Many a great back has been built by a steady diet of chin-ups and rows. There are endless variations of the chin-up, not to mention its cousin the pulldown, but you don't see a lot of gym-proven variations for the row.
Sadly, the row is where creativity goes to die. You've got dumbbell rows, barbell rows, T-bar rows, and maybe cable rows. And if it's a full moon (or if any of the previous stations are tied up) Hammer Strength rows. Crazy huh?
That's a damn shame. For a bodybuilder, the row is the single-most growth inducing back movement he or she can perform. You read that right, more than deadlifts, more than chin-ups. And the more ways you can hit the basic row, the bigger and wider your back will be.
Furthermore, rows have the unique ability of "bulletproofing" the shoulders and back. Too many sets of pull-ups can make your shoulders ache and too many heavy deadlifts can turn sitting in an office chair into a miserable experience. But well-performed rows have an opposite effect. They make you feel good -- stronger and more mobile.
Here are my top three rowing variations, designed to add a little spice to your otherwise milquetoast approach to horizontal pulling.
I thought I invented this exercise, but I've since heard there are photos of Franco Columbo doing a variation back in the Muscle Beach heyday, but for now I'll take the credit.
These are a modified version of a one-arm dumbbell row, using a T-bar instead. Here's how it's done. Stand on the floor next to the business end of the bar, where you'd normally stand if you were adding another plate.
Grab the handle with one hand and execute the row with it. Make sure you use straps -- you don't want your grip to be the limiting factor. You'll be amazed by how much weight your lats can move when your hands aren't a part of the equation.
To perfect this exercise, you need to learn how to position your hips to maximize the stretch and involvement of the entire lat, especially the lower lat.
Raise the hip closest to the bar up higher than the other hip. This helps pre-stretch the lower lat. As you row, don't twist your body. Keep your body position locked in and just drive your elbows up hard. When you do it right, you'll know.
Unlike some exercise variations that can be best described as "change for the sake of change," this one delivers big time. The fact is, this exercise is more responsible for the mass and detail I've put on my lats than any other, and is my go-to exercise for anybody that comes to me for help with a stubborn back.
Shoot for 4 sets of 10. Use 25-pound plates to get a better stretch!

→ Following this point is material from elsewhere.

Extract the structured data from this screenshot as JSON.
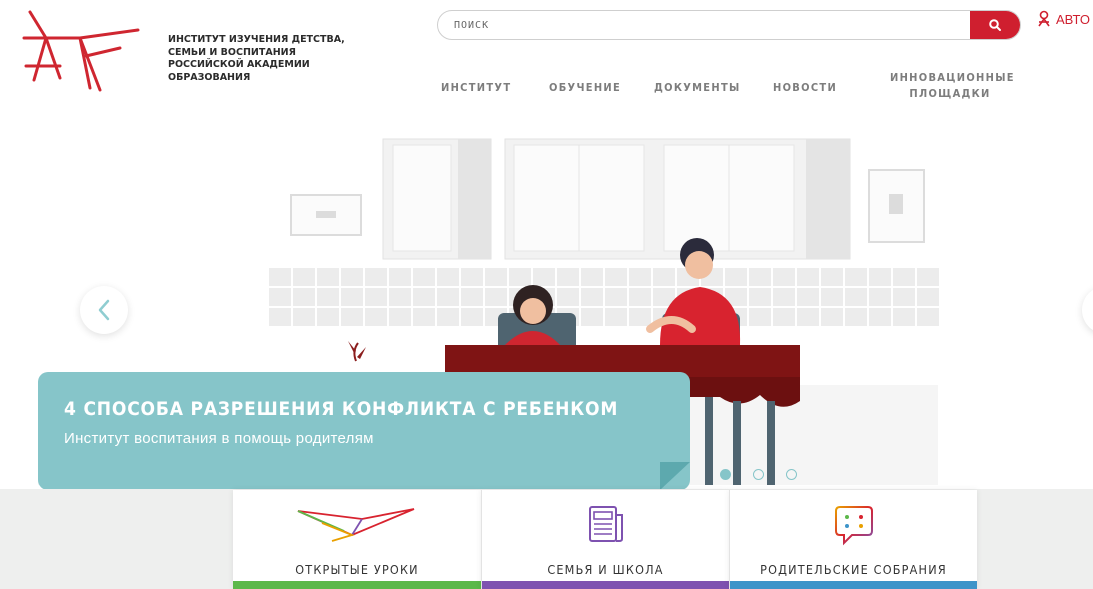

This is another exercise that I've found to be brutally effective for lat development. By the way, who says barbell means "two hands"? Narrow-minded thinking will only translate to narrow lats.
To perform it, simply stand beside the loaded barbell, reach down and grasp the bar, and start rowing. If you expect this to feel like a regular dumbbell row, then be prepared to be humbled. These are unique, to say the least.
As with the Meadows rows, you really want to emphasize the stretch on the way down. Use 25-pound plates to extend the range of motion, allowing for the greatest possible stretch.
Here's the perfect exercise for training your back for serious size and explosiveness. Set the stops so that when you rest the bar it's at mid-shin. You can target virtually any area of your back by playing around with your grip and the direction in which your elbow travels.
When you row I want you to think about driving your elbows straight up and flexing your back as you contract. Don't think about pulling with your arms, just drive your elbows! The dead stop at the bottom eliminates any momentum, and the explosion out of the hole is a killer.
Now I do take credit for inventing these, so please don't ruin it for me if you know otherwise.
There are few exercises that are as beneficial to the bodybuilder as the classic row, but just because something's a classic doesn't mean you can't adjust or tweak it to suit your needs (or boredom levels).
Ditch the standard rows and insert these variations into your back routine and start rowing your way to a wider, thicker back.